Why does it take this long? Why is it different? Google claim their hands are tied and they have to work this way. This is plainly rubbish because YouTube (which is part of the Google Plus platform) allows anyone to report copyright violation and surprise, the offending video is offline within hours. Why is it different? When you ask Google they avoid the question instead quoting you stock response. Why is it like this? My personal opinion is that Google are afraid of giant cashed up litigious organisations such as the MPAA who will sue Google over video piracy so they behave differently.

Google are also in a unique position through their technology. Google have spidered most of the internet and continue to do it. They have the biggest image library in the world and can through algorithms work out the owner most of the time. They have developed very good image recognition that can find images on the internet from another image (either uploaded or via url) - of course other services like TinEye have also done this but TinEye do not run a social sharing platform. Google could prevent the upload or publishing of copyright images or at least prompt the uploader or sharer to include attribution. Google could using image metadata (EXIF) apply the correct licensing. I've discussed this on a number of occasions with various staff members and management at Google including the Photography Community Manager of Google Plus. Google believe they are doing enough. There is growing community backlash over this standpoint and I feel that at some point Google will be forced to act.

When (not if) Google act on the issue, they could also provide an image verification service to other social networks that they monetise as a new business stream. This service is why I think Google will eventually act, not out of community good. Google always talk about the good of the community and they do a lot to prove they really do have an interest where they can gain some serious kudos but seemingly ignore community issues such as image theft. This service could be a serious money spinner - every university in the world uses anti plagiarism tools and services to ensure that student works are original and contain proper accreditation and references to valid academic sources. More and more image based courses (media, visual arts, studio, etc.) are using reverse image search to discover if student images are original. Imagine if they could automate this in the same way they do with the text based plagiarism detection. Money money money.

What next?

So where to now? As Neo found in The Matrix the choice is yours. If you feel strongly, campaign, annoy your Google representatives and representatives of other image sharing services. Ask them to take it seriously.
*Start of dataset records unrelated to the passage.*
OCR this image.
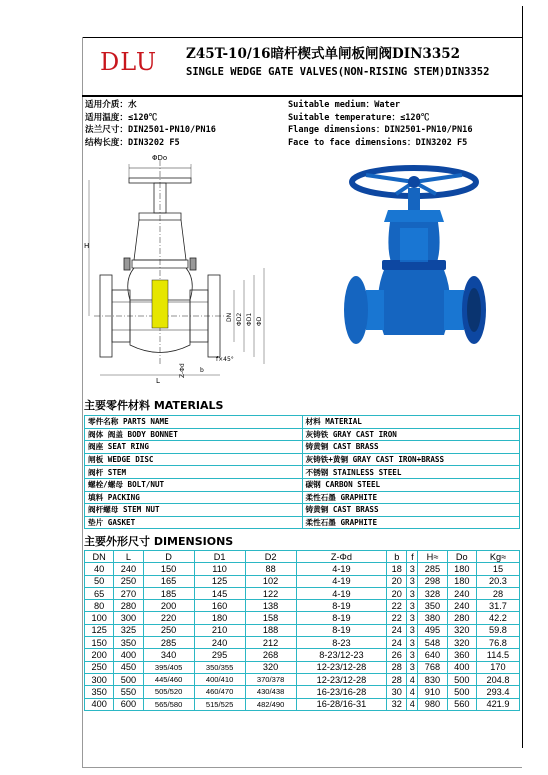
DLU Z45T-10/16暗杆楔式单闸板闸阀DIN3352
SINGLE WEDGE GATE VALVES(NON-RISING STEM)DIN3352
适用介质：水
适用温度：≤120℃
法兰尺寸：DIN2501-PN10/PN16
结构长度：DIN3202 F5
Suitable medium：Water
Suitable temperature：≤120℃
Flange dimensions：DIN2501-PN10/PN16
Face to face dimensions：DIN3202 F5
ΦDo
H
DN ΦD2 ΦD1 ΦD
L
b
Z-Φd
f×45°
主要零件材料 MATERIALS
零件名称 PARTS NAME	材料 MATERIAL
阀体 阀盖 BODY BONNET	灰铸铁 GRAY CAST IRON
阀座 SEAT RING	铸黄铜 CAST BRASS
闸板 WEDGE DISC	灰铸铁+黄铜 GRAY CAST IRON+BRASS
阀杆 STEM	不锈钢 STAINLESS STEEL
螺栓/螺母 BOLT/NUT	碳钢 CARBON STEEL
填料 PACKING	柔性石墨 GRAPHITE
阀杆螺母 STEM NUT	铸黄铜 CAST BRASS
垫片 GASKET	柔性石墨 GRAPHITE
主要外形尺寸 DIMENSIONS
DN	L	D	D1	D2	Z-Φd	b	f	H≈	Do	Kg≈
40	240	150	110	88	4-19	18	3	285	180	15
50	250	165	125	102	4-19	20	3	298	180	20.3
65	270	185	145	122	4-19	20	3	328	240	28
80	280	200	160	138	8-19	22	3	350	240	31.7
100	300	220	180	158	8-19	22	3	380	280	42.2
125	325	250	210	188	8-19	24	3	495	320	59.8
150	350	285	240	212	8-23	24	3	548	320	76.8
200	400	340	295	268	8-23/12-23	26	3	640	360	114.5
250	450	395/405	350/355	320	12-23/12-28	28	3	768	400	170
300	500	445/460	400/410	370/378	12-23/12-28	28	4	830	500	204.8
350	550	505/520	460/470	430/438	16-23/16-28	30	4	910	500	293.4
400	600	565/580	515/525	482/490	16-28/16-31	32	4	980	560	421.9
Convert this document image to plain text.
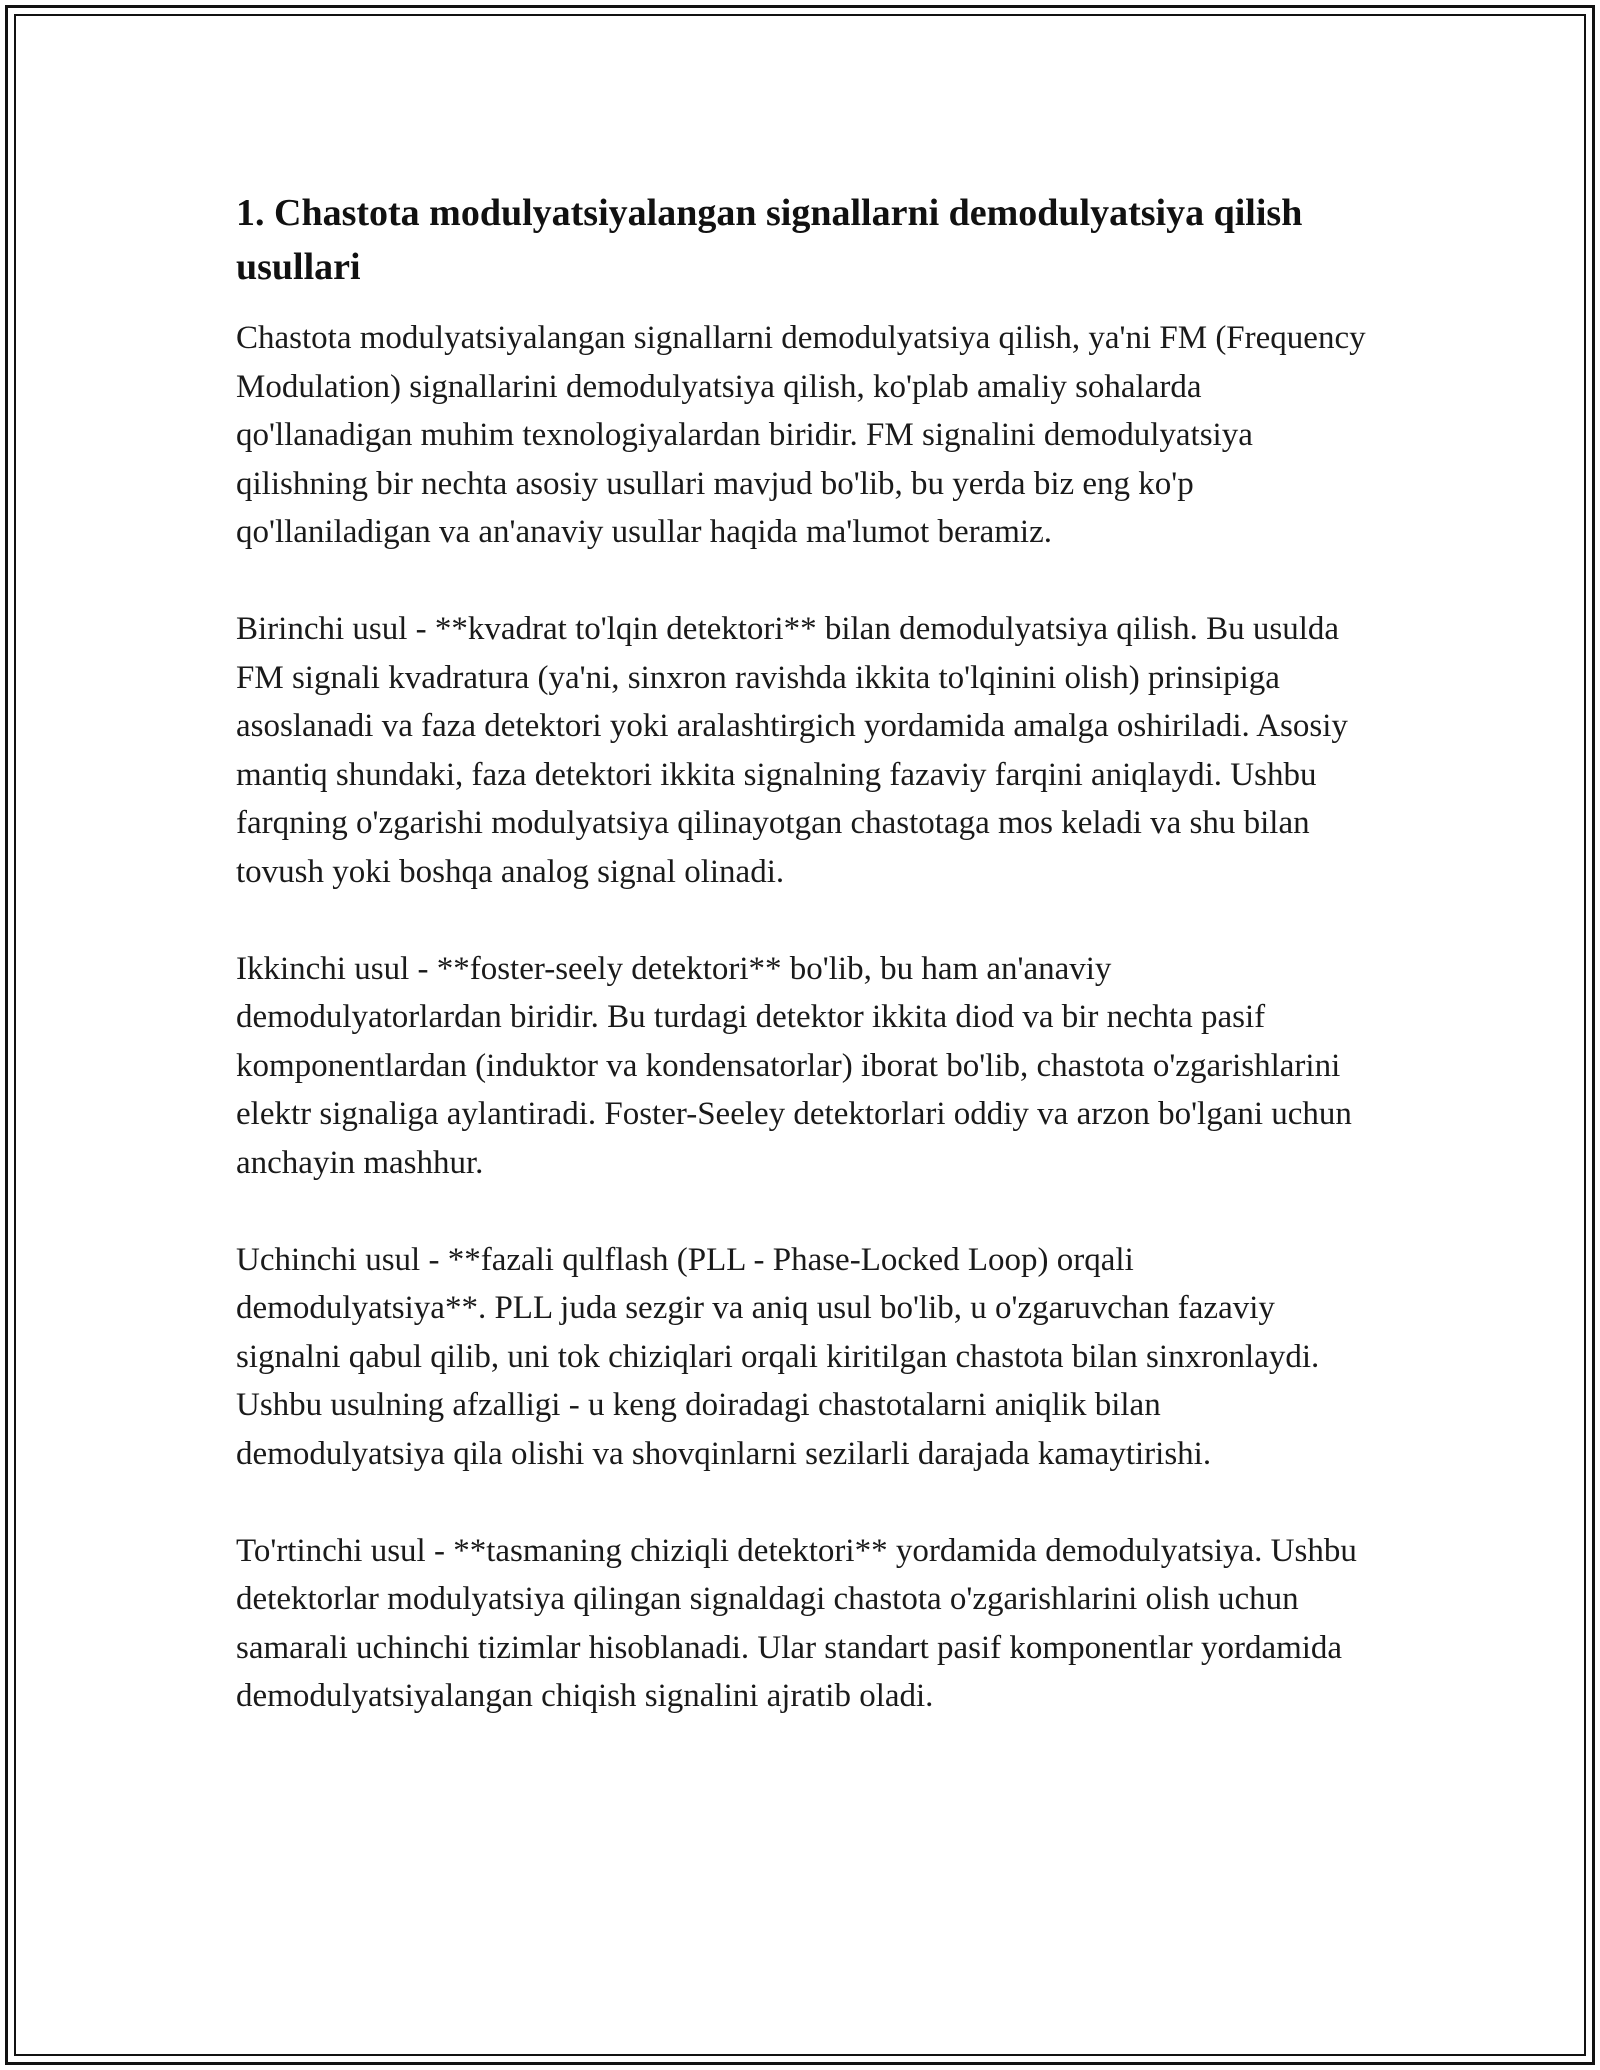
1. Chastota modulyatsiyalangan signallarni demodulyatsiya qilish usullari

Chastota modulyatsiyalangan signallarni demodulyatsiya qilish, ya'ni FM (Frequency Modulation) signallarini demodulyatsiya qilish, ko'plab amaliy sohalarda qo'llanadigan muhim texnologiyalardan biridir. FM signalini demodulyatsiya qilishning bir nechta asosiy usullari mavjud bo'lib, bu yerda biz eng ko'p qo'llaniladigan va an'anaviy usullar haqida ma'lumot beramiz.

Birinchi usul - **kvadrat to'lqin detektori** bilan demodulyatsiya qilish. Bu usulda FM signali kvadratura (ya'ni, sinxron ravishda ikkita to'lqinini olish) prinsipiga asoslanadi va faza detektori yoki aralashtirgich yordamida amalga oshiriladi. Asosiy mantiq shundaki, faza detektori ikkita signalning fazaviy farqini aniqlaydi. Ushbu farqning o'zgarishi modulyatsiya qilinayotgan chastotaga mos keladi va shu bilan tovush yoki boshqa analog signal olinadi.

Ikkinchi usul - **foster-seely detektori** bo'lib, bu ham an'anaviy demodulyatorlardan biridir. Bu turdagi detektor ikkita diod va bir nechta pasif komponentlardan (induktor va kondensatorlar) iborat bo'lib, chastota o'zgarishlarini elektr signaliga aylantiradi. Foster-Seeley detektorlari oddiy va arzon bo'lgani uchun anchayin mashhur.

Uchinchi usul - **fazali qulflash (PLL - Phase-Locked Loop) orqali demodulyatsiya**. PLL juda sezgir va aniq usul bo'lib, u o'zgaruvchan fazaviy signalni qabul qilib, uni tok chiziqlari orqali kiritilgan chastota bilan sinxronlaydi. Ushbu usulning afzalligi - u keng doiradagi chastotalarni aniqlik bilan demodulyatsiya qila olishi va shovqinlarni sezilarli darajada kamaytirishi.

To'rtinchi usul - **tasmaning chiziqli detektori** yordamida demodulyatsiya. Ushbu detektorlar modulyatsiya qilingan signaldagi chastota o'zgarishlarini olish uchun samarali uchinchi tizimlar hisoblanadi. Ular standart pasif komponentlar yordamida demodulyatsiyalangan chiqish signalini ajratib oladi.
Be polite, firm and noisy.

Am I Google Bashing? No.

As a final say, I want to point out that Google Plus is and continues to be my photography sharing platform of choice, it is the best one out there for me. I really enjoy the platform and the social interactions I manage over my art. Google Plus does have excellent T&C and unlike many of the other sites won't see my images through their stock services - don't believe this happens? Here's just one example from The Guardian in the UK.

The very fact that I, a lowly amateur photographer, can talk to Google management and have a serious public discussion over issues means it wins hands down over the other platforms. They don't have to agree with me, actually that would be boring then I wouldn't get to write this rant!

All I really want them to do is make it easier to report content copyright violation immediately by anyone with timely response, and in time detect violations on upload. The astute will notice that this blog is actually hosted on a Google service. The mere fact that I'm confident that they are not evil and will faithfully serve this blog that criticises their approach to plagiarism and their day to day business and their social platform is what gives me some hope that things can change.